(736c) Post Injection Site Care (PISC) at the Secarb Anthropogenic Test

Authors: 
Riestenberg, D. - Presenter, Advanced Resources International, Inc
Koperna, G. J. Jr. - Presenter, Advanced Resources International, Inc.
Trautz, R. - Presenter, Electric Power Research Institute

The Southeast Regional Carbon Sequestration Partnership (SECARB) Anthropogenic Test is a demonstration of the deployment of CO2 capture, transport, geologic storage and monitoring technologies. This project was the largest fully integrated commercial prototype coal-fired carbon capture and storage project in the USA. The demonstration reached the 100,000 metric ton (tonnes) injection milestone and injection operations were terminated in September 2014 after reaching this goal. This paper provides an assessment of the CO2 injection program and the strategy for site closure. 

Two Underground Injection Control (UIC) Class V Experimental Injection Well permits were issued in November 2011 and the project’s injection wells were installed soon thereafter. Surface and subsurface monitoring was initiated prior to start of injection to establish background conditions and trends and continued throughout the injection period.  The injection target was the lower Cretaceous Paluxy formation that occurs at a depth of 9,400 feet below ground surface. Post injection monitoring will be conducted into 2018 to track in-situ CO2 movement. 

Per the UIC permit requirements, the Area of Review (AoR) for the injection well was re-evaluated annually since the onset of injection operations via monitoring results and reservoir simulation. The AoR is defined as the region surrounding the geological storage project that may be impacted by the injection activity. The AoR is further defined as the farthest reach of the tangible CO2 plume and/or the region of ‘significant’ reservoir pressure increase.    

The monitoring program was developed and implemented to track the CO2 plume and the associated pressure field. Methods used to do so include downhole pressure/temperature measurements, surface CO2 flux, shallow and deep fluid geochemistry, tracers, cross-well seismic, vertical seismic profiling (VSP) and cased-hole geophysical well logs. The results from these monitoring tools were used to inform the reservoir simulation, which is used to render three dimensional assessments of CO2 position versus time.
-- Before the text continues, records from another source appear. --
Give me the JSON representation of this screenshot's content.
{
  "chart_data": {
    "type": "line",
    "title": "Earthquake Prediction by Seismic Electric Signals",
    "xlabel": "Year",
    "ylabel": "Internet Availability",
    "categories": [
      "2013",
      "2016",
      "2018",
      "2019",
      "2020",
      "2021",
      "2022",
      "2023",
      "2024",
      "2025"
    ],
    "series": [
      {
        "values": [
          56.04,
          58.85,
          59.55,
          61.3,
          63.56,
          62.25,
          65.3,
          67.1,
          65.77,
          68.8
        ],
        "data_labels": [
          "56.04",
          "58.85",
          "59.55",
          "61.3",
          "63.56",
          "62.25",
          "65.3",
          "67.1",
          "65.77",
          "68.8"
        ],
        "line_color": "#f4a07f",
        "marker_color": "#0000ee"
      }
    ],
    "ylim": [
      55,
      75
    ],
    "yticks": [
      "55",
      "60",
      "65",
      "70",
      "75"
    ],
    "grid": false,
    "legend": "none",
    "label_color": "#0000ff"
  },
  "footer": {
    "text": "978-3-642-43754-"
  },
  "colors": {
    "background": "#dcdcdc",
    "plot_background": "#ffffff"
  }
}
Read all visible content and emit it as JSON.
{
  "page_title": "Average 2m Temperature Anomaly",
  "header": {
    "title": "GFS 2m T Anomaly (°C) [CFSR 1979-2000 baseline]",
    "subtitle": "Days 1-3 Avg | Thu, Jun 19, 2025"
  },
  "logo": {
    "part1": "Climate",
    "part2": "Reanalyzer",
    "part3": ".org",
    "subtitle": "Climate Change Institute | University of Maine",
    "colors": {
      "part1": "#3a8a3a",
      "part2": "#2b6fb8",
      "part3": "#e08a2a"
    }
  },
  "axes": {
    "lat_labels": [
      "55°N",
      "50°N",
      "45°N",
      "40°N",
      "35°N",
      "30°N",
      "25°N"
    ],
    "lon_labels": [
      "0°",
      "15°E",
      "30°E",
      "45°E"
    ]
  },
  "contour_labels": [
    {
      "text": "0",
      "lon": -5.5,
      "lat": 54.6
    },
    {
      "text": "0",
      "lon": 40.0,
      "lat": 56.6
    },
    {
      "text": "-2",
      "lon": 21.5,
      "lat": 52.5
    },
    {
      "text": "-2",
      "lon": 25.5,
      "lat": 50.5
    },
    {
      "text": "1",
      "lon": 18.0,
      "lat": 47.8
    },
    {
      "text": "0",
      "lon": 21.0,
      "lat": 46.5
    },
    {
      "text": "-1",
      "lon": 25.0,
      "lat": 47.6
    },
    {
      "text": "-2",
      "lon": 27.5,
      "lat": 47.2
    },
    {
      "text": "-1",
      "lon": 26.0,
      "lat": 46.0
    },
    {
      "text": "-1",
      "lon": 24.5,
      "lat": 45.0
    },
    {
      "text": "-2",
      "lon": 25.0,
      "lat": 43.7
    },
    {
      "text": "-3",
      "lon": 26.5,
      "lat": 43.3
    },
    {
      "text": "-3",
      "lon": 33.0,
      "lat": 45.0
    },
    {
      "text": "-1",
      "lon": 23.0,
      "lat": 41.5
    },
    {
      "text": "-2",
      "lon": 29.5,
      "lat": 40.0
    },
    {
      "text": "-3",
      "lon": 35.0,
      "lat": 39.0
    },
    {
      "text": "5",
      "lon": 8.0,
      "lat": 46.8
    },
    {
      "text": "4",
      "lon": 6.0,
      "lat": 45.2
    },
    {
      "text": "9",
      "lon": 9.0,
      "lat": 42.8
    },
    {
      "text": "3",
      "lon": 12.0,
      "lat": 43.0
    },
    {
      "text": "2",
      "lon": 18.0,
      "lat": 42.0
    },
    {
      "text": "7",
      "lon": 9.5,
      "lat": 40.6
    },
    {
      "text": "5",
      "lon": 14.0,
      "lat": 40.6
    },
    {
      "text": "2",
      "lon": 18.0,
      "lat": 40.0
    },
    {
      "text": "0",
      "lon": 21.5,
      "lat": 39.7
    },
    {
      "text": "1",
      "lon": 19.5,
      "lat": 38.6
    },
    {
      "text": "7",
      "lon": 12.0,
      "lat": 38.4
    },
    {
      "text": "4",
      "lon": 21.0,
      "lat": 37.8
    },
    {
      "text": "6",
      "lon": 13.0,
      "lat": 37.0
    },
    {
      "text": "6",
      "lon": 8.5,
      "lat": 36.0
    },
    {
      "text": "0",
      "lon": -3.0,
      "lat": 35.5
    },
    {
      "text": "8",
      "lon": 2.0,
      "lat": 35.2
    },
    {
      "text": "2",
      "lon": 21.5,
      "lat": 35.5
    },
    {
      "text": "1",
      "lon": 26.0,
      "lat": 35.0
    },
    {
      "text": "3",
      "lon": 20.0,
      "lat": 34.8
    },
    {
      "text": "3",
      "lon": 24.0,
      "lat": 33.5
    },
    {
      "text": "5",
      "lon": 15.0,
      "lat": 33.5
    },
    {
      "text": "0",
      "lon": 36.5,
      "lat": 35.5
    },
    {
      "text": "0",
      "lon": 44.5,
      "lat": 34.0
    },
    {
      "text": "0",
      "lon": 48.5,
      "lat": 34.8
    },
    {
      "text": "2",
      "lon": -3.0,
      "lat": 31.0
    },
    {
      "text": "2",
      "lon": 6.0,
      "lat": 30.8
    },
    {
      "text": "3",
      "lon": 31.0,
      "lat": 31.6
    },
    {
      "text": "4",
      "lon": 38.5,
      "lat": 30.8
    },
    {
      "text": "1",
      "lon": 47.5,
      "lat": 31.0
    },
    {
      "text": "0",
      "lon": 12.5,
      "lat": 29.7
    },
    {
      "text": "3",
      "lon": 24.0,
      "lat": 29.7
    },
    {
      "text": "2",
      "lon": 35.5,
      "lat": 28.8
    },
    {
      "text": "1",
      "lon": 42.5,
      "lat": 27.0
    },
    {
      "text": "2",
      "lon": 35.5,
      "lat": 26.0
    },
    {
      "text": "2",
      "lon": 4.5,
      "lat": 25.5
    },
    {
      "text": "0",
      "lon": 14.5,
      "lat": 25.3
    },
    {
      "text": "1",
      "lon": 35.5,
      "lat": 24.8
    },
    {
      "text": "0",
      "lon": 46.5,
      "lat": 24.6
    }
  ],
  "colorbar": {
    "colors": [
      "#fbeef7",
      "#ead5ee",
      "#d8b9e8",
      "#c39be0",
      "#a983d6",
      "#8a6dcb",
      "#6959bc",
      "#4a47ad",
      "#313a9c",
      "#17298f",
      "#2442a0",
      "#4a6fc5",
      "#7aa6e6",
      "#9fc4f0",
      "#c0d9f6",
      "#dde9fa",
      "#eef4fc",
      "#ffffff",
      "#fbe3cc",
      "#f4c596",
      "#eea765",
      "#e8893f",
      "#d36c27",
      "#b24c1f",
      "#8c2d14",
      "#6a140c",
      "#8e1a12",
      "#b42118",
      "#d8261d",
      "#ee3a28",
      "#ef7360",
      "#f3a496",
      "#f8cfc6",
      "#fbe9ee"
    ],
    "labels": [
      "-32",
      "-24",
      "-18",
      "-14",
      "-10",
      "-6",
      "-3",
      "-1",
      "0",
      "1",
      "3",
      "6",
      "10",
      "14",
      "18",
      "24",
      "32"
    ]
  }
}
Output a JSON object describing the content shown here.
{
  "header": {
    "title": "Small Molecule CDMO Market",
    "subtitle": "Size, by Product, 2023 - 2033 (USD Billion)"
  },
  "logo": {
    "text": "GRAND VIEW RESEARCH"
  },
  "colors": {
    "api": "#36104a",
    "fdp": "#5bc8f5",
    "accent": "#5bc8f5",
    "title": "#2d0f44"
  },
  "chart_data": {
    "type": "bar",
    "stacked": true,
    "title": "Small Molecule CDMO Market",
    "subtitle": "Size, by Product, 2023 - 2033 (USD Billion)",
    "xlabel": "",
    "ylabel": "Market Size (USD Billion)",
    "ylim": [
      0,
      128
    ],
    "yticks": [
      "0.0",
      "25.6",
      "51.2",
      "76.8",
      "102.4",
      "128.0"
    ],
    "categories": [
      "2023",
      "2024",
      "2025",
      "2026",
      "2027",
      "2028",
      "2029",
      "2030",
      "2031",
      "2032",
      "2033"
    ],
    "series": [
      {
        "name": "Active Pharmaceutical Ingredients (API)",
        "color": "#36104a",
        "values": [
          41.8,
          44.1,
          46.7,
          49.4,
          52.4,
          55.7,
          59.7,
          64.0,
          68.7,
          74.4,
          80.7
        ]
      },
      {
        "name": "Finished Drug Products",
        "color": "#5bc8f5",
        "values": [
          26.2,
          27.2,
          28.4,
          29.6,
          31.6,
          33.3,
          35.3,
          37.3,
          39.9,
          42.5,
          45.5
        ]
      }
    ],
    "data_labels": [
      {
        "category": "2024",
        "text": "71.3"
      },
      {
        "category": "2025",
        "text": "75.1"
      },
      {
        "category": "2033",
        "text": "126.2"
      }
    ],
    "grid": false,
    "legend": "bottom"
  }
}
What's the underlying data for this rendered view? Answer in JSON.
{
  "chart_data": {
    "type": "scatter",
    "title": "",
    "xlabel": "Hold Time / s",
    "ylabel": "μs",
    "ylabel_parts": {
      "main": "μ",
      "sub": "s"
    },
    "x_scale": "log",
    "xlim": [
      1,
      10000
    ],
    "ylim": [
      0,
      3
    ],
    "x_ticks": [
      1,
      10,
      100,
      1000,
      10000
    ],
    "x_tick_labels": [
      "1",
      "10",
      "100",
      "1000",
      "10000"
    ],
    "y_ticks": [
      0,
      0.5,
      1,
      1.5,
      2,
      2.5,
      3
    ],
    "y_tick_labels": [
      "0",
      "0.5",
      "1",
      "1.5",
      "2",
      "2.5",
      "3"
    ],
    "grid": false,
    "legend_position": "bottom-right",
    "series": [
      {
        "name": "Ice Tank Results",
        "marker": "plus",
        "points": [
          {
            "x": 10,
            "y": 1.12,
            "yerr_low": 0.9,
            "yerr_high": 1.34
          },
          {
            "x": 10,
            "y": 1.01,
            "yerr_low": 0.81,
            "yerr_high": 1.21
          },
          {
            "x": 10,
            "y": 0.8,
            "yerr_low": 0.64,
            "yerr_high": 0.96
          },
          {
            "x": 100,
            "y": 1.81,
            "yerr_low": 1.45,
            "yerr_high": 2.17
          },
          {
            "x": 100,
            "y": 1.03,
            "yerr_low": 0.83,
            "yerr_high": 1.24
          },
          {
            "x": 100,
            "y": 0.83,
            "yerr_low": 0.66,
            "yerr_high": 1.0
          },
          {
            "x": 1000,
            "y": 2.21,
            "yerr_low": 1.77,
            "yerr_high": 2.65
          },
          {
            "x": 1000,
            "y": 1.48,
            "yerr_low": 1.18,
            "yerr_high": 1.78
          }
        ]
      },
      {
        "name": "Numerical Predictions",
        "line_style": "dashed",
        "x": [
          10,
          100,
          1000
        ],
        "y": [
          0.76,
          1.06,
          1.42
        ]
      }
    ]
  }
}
The simulation results demonstrate effective containment of CO2 by the reservoir architecture of the formation, consisting of multiple, stacked, highly porous and permeable sandstones, separated by low permeability flow barriers.

Other observations from the reservoir simulation include the following: 1) the dip of the Paluxy Formation influences the migration of mobile CO2 to a small degree after injection operations cease, 2) the high transmissivity of the Paluxy results in a maximum CO2 extent that is greater than the extent of significant pressure build up, and 3) consequently, the AoR determination is based on the extent of the CO2 movement.

Permit closure is contingent on using the monitoring data and modelling assessments to demonstrate that the CO2 is safely confined within the injection zone and that underground sources of drinking water (USDWs) are not endangered by the fugitive movement of the in-situ CO2. This presentation will focus on the strategy to acquire PISC data and the model updates to build the case for permit closure.